UFCW Local 663, the Hormel workers’ union representing about 1,600 employees at the Austin Hormel plant, announced the suit Wednesday, July 30, 2025.

Minnesota’s sick and safe time law, passed in May 2023, requires employers to provide employees one hour of paid leave for every 30 hours worked for up to 48 per year of paid leave time for a full-time worker. Employees can use the leave time for illness, care for a sick loved one, seek housing and safety in domestic abuse situations or for weather-related hazards.

The suit alleges Hormel forced employees to use their contractual vacation benefits in order to avoid losing pay during those absences when the law went into effect in 2024.

The union challenged Hormel’s policy in April 2024, saying it violated the workers’ collective bargaining agreement by diminishing their vacation benefits. In February 2025, a labor arbitrator ruled the company could not use paid vacation to comply with the leave law.

Beginning March 1, 2025, Hormel began providing an hour of leave for every 30 hours worked. However, the suit alleges Hormel did not provide employees with earned sick and safe time or restore benefit accruals retroactively from January 1, 2024 through March 1, 2025.

Four employees named plaintiffs in the lawsuit — Daniel Lenway, Dalia Cruz Ayala, Juan Cruz Gastelum, and Jason Novak — would all have earned the law’s maximum 48 hours of sick and safe leave in 2024, the suit alleges.

The lawsuit is asking for damages based on the amount of earned sick and safe time benefits earned by Hormel employees “that could have been used and/or could have been carried over from January 1, 2024 to March 1, 2025.”

DFL Senate Majority Leader Erin Murphy, St. Paul, attended the public announcement of the lawsuit in Austin. Murphy said the law was designed to keep workers and the public safe by allowing people who are sick to stay home.

“I want workers who work in our food safety industry to come to work healthy to do their jobs,” Murphy said, calling the right to call in sick a “basic human right.”

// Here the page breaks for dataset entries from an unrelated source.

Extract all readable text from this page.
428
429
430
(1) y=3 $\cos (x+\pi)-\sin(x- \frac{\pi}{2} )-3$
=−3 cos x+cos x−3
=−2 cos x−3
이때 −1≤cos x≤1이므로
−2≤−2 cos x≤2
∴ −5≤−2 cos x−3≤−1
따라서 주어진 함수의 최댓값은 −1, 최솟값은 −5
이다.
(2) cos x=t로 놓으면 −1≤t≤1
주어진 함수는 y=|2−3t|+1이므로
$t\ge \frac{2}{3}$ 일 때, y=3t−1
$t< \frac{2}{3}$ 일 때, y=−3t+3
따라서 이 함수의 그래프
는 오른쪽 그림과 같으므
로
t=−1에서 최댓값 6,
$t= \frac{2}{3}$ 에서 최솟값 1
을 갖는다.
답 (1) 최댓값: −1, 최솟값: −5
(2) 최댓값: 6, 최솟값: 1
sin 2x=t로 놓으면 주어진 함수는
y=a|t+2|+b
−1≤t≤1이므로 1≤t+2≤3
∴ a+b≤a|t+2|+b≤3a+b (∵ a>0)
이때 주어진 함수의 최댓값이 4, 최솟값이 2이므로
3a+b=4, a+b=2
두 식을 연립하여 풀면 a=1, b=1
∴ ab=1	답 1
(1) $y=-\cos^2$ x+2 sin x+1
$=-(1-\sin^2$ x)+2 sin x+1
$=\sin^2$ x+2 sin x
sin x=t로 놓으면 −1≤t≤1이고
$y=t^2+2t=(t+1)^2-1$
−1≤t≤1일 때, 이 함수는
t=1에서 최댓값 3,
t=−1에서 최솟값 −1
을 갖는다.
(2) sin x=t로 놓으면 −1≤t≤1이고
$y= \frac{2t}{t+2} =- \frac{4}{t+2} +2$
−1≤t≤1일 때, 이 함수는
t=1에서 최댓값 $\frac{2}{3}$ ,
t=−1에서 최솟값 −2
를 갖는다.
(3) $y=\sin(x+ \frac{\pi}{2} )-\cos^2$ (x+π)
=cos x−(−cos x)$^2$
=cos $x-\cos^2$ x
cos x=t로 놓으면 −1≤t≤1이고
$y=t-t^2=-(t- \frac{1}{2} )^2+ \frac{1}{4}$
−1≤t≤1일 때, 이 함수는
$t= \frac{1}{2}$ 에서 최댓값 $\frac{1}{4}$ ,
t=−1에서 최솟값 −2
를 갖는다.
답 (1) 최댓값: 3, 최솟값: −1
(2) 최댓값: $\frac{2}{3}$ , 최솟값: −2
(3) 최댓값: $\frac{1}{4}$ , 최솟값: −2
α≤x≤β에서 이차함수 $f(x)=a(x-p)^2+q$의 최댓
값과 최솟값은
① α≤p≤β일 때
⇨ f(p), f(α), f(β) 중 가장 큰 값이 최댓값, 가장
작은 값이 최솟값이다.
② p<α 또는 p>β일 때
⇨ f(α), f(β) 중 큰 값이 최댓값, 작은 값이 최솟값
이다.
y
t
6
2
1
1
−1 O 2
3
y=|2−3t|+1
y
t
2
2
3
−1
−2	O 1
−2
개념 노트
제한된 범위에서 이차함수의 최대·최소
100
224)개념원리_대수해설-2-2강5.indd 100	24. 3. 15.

Dan Lenway, Hormel employee of nearly 30 years and lead plaintiff in the lawsuit, said the earned sick and safe time law has finally given Hormel employees a way to be paid when they’re sick.

“It gives us the time to care for ourselves and our families when we need it the most,” said Dan Lenway, Hormel employee and lead plaintiff in the lawsuit. “It means we don’t have to risk our jobs or our wages just to take care of our health or our families.”

Louris Marshall O’Brien, P.A. is representing the UFCW 663 in the suit.

Hormel said in a statement the company doesn’t comment on pending litigation.